1          : PLAIN_INT
0          : PLAIN_INT
-5         : PLAIN_INT
333333333  : PLAIN_INT
1.0        : PLAIN_FLOAT
-5.0       : PLAIN_FLOAT
-33.212    : PLAIN_FLOAT
0.0        : PLAIN_FLOAT
-1.        : PLAIN_FLOAT
-3.        : PLAIN_FLOAT
1.3e5      : E_FLOAT
-1.2e5     : E_FLOAT
0.0e0      : E_FLOAT
5e-3       : E_FLOAT
3e23       : E_FLOAT
3E5        : E_FLOAT
-3E-12     : E_FLOAT
aether     : STRING 
1ee3       : STRING 
buzz       : STRING 
eeep       : STRING 
121212beep : STRING

正则表达式演示


<details>
<summary>英文:</summary>
I would use a regex for that (`(-?\d+)(\.\d*)?([eE]-?\d+)?$`), capture the different parts and decide depending on the output:

import re

lst = ['1', '0', '-5', '333333333', '1.0', '-5.0', '-33.212', '0.0', '-1.', '-3.', '1.3e5', '-1.2e5', '0.0e0', '5e-3', '3e23', '3E5', '-3E-12', 'aether', '1ee3', 'buzz', 'eeep', '121212beep']

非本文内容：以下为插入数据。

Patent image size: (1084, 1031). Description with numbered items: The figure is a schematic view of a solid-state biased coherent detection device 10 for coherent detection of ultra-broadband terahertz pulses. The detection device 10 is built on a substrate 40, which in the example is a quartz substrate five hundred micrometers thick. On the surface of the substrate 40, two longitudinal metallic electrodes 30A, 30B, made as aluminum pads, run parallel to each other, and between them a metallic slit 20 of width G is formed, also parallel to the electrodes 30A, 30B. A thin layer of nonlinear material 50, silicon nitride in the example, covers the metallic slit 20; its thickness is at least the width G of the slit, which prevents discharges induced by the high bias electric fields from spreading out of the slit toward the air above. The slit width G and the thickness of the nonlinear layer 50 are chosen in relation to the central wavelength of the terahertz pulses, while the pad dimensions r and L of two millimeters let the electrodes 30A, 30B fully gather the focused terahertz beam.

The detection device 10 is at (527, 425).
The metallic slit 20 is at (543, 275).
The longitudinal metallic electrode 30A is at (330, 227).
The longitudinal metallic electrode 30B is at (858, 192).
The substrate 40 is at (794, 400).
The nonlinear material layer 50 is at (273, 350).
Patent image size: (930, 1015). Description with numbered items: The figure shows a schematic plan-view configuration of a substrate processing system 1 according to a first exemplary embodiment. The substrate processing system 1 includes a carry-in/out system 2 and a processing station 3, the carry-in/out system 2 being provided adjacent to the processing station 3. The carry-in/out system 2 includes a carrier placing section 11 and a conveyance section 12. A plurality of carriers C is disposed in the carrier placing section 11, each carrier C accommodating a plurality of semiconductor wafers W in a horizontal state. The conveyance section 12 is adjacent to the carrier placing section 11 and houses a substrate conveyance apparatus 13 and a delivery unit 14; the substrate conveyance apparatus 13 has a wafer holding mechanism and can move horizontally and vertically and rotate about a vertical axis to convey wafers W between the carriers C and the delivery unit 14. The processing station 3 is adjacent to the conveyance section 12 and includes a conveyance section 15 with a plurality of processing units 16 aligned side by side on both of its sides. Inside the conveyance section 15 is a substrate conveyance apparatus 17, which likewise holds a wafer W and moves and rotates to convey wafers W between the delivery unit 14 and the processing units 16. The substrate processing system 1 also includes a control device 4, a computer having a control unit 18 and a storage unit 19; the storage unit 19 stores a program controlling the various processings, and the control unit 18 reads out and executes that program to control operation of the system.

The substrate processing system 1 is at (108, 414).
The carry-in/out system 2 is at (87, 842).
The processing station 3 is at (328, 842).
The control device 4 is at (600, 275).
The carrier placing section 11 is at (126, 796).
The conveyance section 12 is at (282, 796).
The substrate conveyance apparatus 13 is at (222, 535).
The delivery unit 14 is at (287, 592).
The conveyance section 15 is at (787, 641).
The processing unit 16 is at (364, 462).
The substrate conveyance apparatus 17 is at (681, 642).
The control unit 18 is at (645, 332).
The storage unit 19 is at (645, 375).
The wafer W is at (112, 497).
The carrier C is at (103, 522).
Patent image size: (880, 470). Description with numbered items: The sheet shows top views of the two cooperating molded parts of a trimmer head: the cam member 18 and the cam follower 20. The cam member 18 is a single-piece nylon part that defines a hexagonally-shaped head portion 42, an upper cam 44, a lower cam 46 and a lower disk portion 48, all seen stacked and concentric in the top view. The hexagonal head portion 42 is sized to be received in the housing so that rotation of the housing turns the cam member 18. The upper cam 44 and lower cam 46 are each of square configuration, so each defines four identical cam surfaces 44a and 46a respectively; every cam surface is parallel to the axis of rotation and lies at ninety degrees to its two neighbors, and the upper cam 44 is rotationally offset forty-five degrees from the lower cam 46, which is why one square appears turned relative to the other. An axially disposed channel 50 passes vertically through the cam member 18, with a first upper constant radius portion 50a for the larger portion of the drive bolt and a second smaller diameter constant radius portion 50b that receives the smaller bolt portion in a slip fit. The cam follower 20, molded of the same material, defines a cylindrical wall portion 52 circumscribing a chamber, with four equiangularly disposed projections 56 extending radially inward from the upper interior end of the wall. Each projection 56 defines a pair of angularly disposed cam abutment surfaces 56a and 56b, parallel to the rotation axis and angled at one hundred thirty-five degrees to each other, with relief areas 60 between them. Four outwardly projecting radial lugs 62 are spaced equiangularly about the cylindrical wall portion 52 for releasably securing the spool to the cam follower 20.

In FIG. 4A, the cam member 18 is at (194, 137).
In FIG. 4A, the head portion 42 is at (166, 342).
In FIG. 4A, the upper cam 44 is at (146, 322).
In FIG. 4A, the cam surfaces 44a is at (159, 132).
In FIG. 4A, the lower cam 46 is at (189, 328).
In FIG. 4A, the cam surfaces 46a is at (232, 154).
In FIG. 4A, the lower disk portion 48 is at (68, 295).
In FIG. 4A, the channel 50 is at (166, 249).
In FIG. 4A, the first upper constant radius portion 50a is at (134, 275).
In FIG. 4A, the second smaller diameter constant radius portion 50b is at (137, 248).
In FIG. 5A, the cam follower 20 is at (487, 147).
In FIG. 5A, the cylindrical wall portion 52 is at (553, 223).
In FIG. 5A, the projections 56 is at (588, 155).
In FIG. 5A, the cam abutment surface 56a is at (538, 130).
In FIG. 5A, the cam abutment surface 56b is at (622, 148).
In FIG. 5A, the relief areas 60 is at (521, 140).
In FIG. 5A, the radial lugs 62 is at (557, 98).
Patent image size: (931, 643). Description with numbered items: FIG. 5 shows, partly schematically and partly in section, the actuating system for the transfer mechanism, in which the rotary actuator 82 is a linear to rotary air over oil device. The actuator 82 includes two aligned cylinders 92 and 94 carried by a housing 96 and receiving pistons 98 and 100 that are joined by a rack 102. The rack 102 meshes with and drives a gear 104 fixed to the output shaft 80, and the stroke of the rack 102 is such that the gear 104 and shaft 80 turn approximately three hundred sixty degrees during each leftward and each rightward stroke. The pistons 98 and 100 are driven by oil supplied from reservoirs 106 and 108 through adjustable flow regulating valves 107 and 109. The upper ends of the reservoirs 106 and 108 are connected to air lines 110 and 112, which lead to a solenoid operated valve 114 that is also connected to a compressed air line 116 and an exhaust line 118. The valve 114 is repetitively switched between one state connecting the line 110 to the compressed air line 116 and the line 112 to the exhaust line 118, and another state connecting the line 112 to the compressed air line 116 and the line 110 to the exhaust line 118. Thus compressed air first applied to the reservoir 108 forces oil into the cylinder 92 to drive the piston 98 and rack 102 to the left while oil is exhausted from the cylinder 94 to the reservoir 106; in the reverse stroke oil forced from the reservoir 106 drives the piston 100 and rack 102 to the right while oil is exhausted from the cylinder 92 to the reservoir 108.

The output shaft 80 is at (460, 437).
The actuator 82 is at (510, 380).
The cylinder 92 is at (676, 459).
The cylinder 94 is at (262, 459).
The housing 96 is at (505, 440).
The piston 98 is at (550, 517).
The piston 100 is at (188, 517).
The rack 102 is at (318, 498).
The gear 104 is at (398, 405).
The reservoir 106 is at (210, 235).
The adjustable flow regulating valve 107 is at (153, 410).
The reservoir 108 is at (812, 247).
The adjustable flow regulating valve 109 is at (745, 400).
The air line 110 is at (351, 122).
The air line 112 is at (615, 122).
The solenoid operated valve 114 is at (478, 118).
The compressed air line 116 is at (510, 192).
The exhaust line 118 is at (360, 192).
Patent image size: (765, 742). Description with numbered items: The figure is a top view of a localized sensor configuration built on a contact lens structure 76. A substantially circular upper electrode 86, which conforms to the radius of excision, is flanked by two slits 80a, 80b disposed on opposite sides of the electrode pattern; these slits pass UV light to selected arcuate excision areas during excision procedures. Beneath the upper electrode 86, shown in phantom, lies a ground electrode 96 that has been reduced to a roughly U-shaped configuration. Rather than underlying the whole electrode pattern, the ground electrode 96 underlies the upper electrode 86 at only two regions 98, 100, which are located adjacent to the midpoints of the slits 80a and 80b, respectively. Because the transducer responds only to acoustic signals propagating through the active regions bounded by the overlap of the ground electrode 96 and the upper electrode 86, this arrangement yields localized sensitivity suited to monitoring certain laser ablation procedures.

def determine_str_type(s):
pat = re.compile(r'(-?\d+)(.\d*)?([eE]-?\d+)?$')
match m.groups() if (m:=pat.match(s)) else None:
case None:
return 'STRING '
case (, None, None):
return 'PLAIN_INT'
case (, , None):
return 'PLAIN_FLOAT'
case (, _, _):
return 'E_FLOAT'

for s in lst:
print(f'{s: <11}: {determine_str_type(s)}')

Output:

1 : PLAIN_INT
0 : PLAIN_INT
-5 : PLAIN_INT
333333333 : PLAIN_INT
1.0 : PLAIN_FLOAT
-5.0 : PLAIN_FLOAT
-33.212 : PLAIN_FLOAT
0.0 : PLAIN_FLOAT
-1. : PLAIN_FLOAT
-3. : PLAIN_FLOAT
1.3e5 : E_FLOAT
-1.2e5 : E_FLOAT
0.0e0 : E_FLOAT
5e-3 : E_FLOAT
3e23 : E_FLOAT
3E5 : E_FLOAT
-3E-12 : E_FLOAT
aether : STRING
1ee3 : STRING
buzz : STRING
eeep : STRING
121212beep : STRING

[regex demo](https://regex101.com/r/J41gmM/1)
</details>

通过集体智慧和协作来改善编程学习和解决问题的方式。致力于成为全球开发者共同参与的知识库，让每个人都能够通过互相帮助和分享经验来进步。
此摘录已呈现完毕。